On 5 April 2016 at 16:35, Konstantin Khomoutov <
flatw...@users.sourceforge.net> wrote:

> On Tue, 5 Apr 2016 09:34:34 -0400
> Richard Hipp <d...@sqlite.org> wrote:
>
> > GitHub has apparently suffered another outage.  Fossil comes up a lot
> > in the resulting discussion over on Hacker News
> > (https://news.ycombinator.com/item?id=11428776).  I didn't read it
> > all, but most comments seem positive.
>
> I know I will state the obvious thing but Git != Github.
>
> To my knowledge, Fossil currently has the single hosting solution
> available: chiselapp.com; should it have had its outage, the
> repercussions for its users would be roughly the same.
>
> Sure, the canned answer to this claim is that self-hosting with Fossil
> is super-easy but
>
> 1) Hosting on Github (or any other such solution) is, and will always
>    be, easier.
>    I mean, it's indeed simple to roll your own Fossil server, but
>    it's still easier to register with a go-to service and click through
>    some sort of "create me a repo" wizard.
>
> 2) People host on Github not because they have to but because
>    it's readily accessible to a wide audience (everyone has a Github
>    account).
>    I mean, it's a purely social thing which has nothing to do with
>    peculiarities of different DVCS-es.
>
> And please also consider the reverse problem.  Suppose I decided to
> self-host my repos.  So I rented a VPS, made Fossil up and running there
> and started to host some project there, which gained some popularity.
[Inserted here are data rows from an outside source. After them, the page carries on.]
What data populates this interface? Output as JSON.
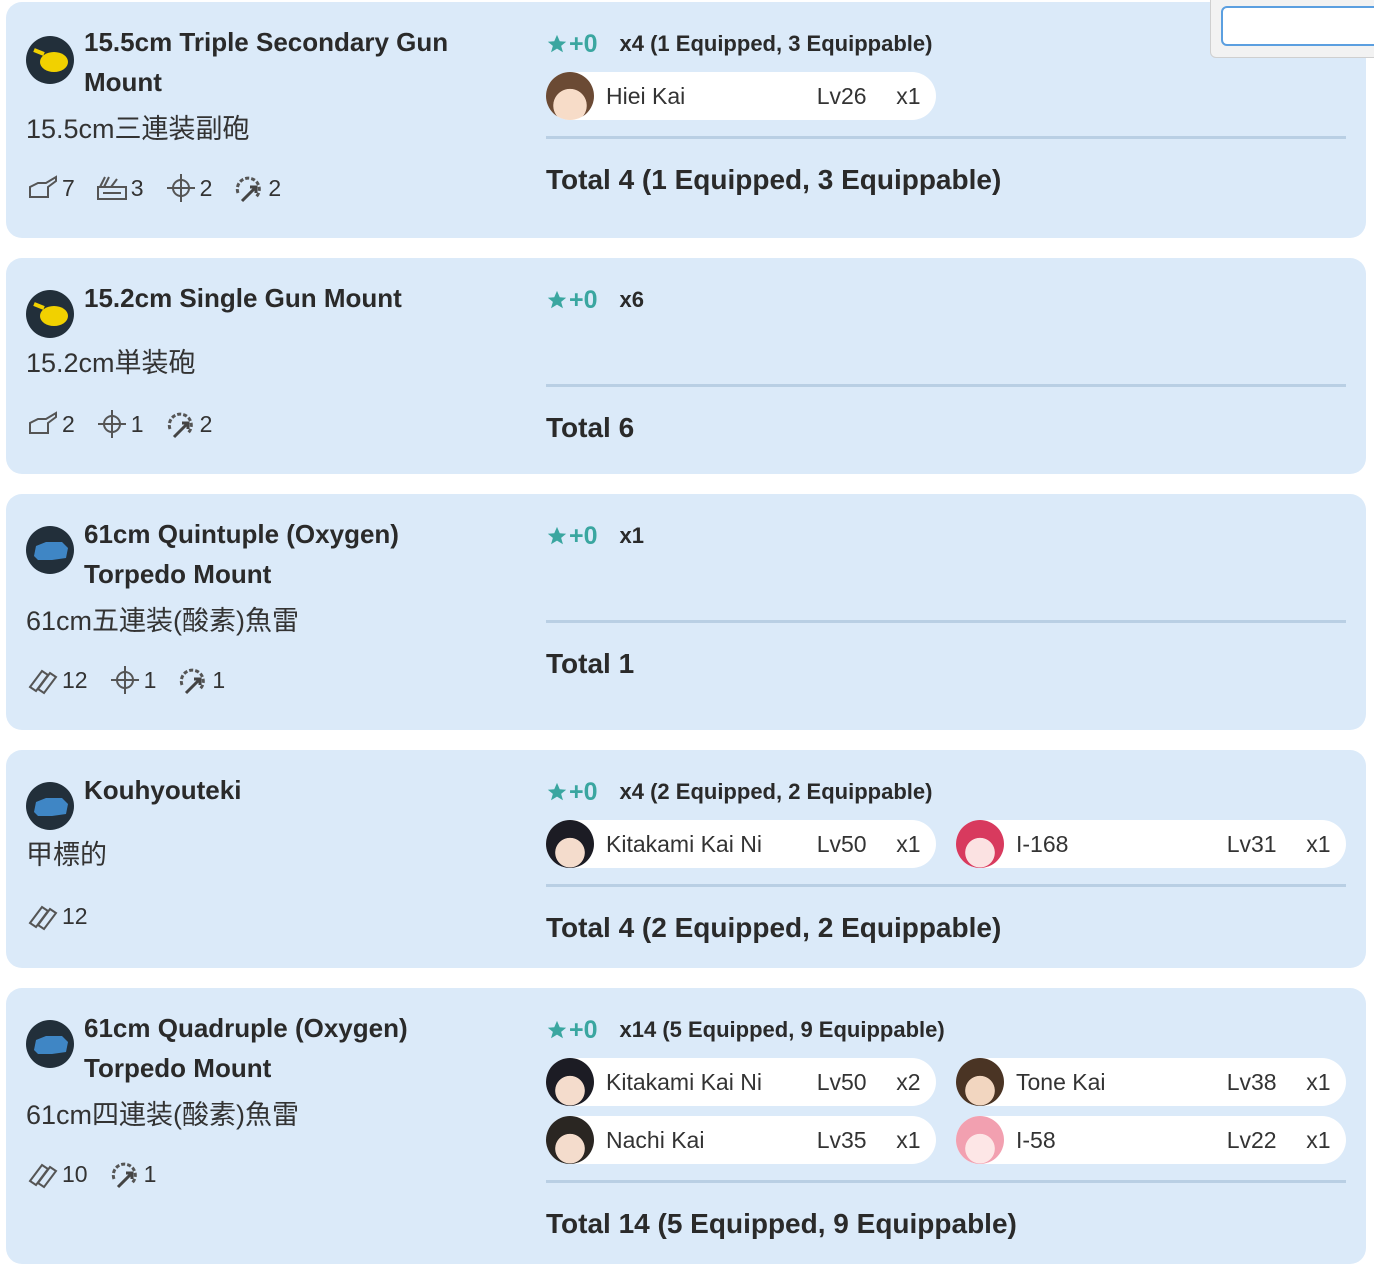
{
  "search": {
    "placeholder": "",
    "value": ""
  },
  "colors": {
    "card_bg": "#dbeaf9",
    "improvement": "#3aa6a0",
    "gun_icon": "#f1d100",
    "torpedo_icon": "#3f86c5"
  },
  "items": [
    {
      "name": "15.5cm Triple Secondary Gun Mount",
      "name_lines": [
        "15.5cm Triple Secondary Gun",
        "Mount"
      ],
      "jp_name": "15.5cm三連装副砲",
      "type_icon": "secondary-gun-icon",
      "stats": [
        {
          "icon": "firepower-icon",
          "value": "7"
        },
        {
          "icon": "aa-icon",
          "value": "3"
        },
        {
          "icon": "accuracy-icon",
          "value": "2"
        },
        {
          "icon": "evasion-icon",
          "value": "2"
        }
      ],
      "improvement": "+0",
      "count": "x4 (1 Equipped, 3 Equippable)",
      "ships": [
        {
          "name": "Hiei Kai",
          "level": "Lv26",
          "count": "x1",
          "avatar": "hiei"
        }
      ],
      "total": "Total 4 (1 Equipped, 3 Equippable)"
    },
    {
      "name": "15.2cm Single Gun Mount",
      "name_lines": [
        "15.2cm Single Gun Mount"
      ],
      "jp_name": "15.2cm単装砲",
      "type_icon": "secondary-gun-icon",
      "stats": [
        {
          "icon": "firepower-icon",
          "value": "2"
        },
        {
          "icon": "accuracy-icon",
          "value": "1"
        },
        {
          "icon": "evasion-icon",
          "value": "2"
        }
      ],
      "improvement": "+0",
      "count": "x6",
      "ships": [],
      "total": "Total 6"
    },
    {
      "name": "61cm Quintuple (Oxygen) Torpedo Mount",
      "name_lines": [
        "61cm Quintuple (Oxygen)",
        "Torpedo Mount"
      ],
      "jp_name": "61cm五連装(酸素)魚雷",
      "type_icon": "torpedo-icon",
      "stats": [
        {
          "icon": "torpedo-stat-icon",
          "value": "12"
        },
        {
          "icon": "accuracy-icon",
          "value": "1"
        },
        {
          "icon": "evasion-icon",
          "value": "1"
        }
      ],
      "improvement": "+0",
      "count": "x1",
      "ships": [],
      "total": "Total 1"
    },
    {
      "name": "Kouhyouteki",
      "name_lines": [
        "Kouhyouteki"
      ],
      "jp_name": "甲標的",
      "type_icon": "torpedo-icon",
      "stats": [
        {
          "icon": "torpedo-stat-icon",
          "value": "12"
        }
      ],
      "improvement": "+0",
      "count": "x4 (2 Equipped, 2 Equippable)",
      "ships": [
        {
          "name": "Kitakami Kai Ni",
          "level": "Lv50",
          "count": "x1",
          "avatar": "kitakami"
        },
        {
          "name": "I-168",
          "level": "Lv31",
          "count": "x1",
          "avatar": "i168"
        }
      ],
      "total": "Total 4 (2 Equipped, 2 Equippable)"
    },
    {
      "name": "61cm Quadruple (Oxygen) Torpedo Mount",
      "name_lines": [
        "61cm Quadruple (Oxygen)",
        "Torpedo Mount"
      ],
      "jp_name": "61cm四連装(酸素)魚雷",
      "type_icon": "torpedo-icon",
      "stats": [
        {
          "icon": "torpedo-stat-icon",
          "value": "10"
        },
        {
          "icon": "evasion-icon",
          "value": "1"
        }
      ],
      "improvement": "+0",
      "count": "x14 (5 Equipped, 9 Equippable)",
      "ships": [
        {
          "name": "Kitakami Kai Ni",
          "level": "Lv50",
          "count": "x2",
          "avatar": "kitakami"
        },
        {
          "name": "Tone Kai",
          "level": "Lv38",
          "count": "x1",
          "avatar": "tone"
        },
        {
          "name": "Nachi Kai",
          "level": "Lv35",
          "count": "x1",
          "avatar": "nachi"
        },
        {
          "name": "I-58",
          "level": "Lv22",
          "count": "x1",
          "avatar": "i58"
        }
      ],
      "total": "Total 14 (5 Equipped, 9 Equippable)"
    }
  ]
}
> Then I lost interest and that VPS got its support terminated and went
> offline.  Sure, since it's a DVCS, some folks will have backup repos,
> but then there's this problem of resurrecting the stuff back.  With a
> well-visible hoster like Github, someone will merely fork my repo and
> start caring about it.  Everyone will be able to see what have happened
> using that "network" feature of the Github web UI, which basically
> allows to see which clones are more recent.
>
> To recap, centralization has both its pros and cons, and this has
> nothing to do with particulars of DVCSes.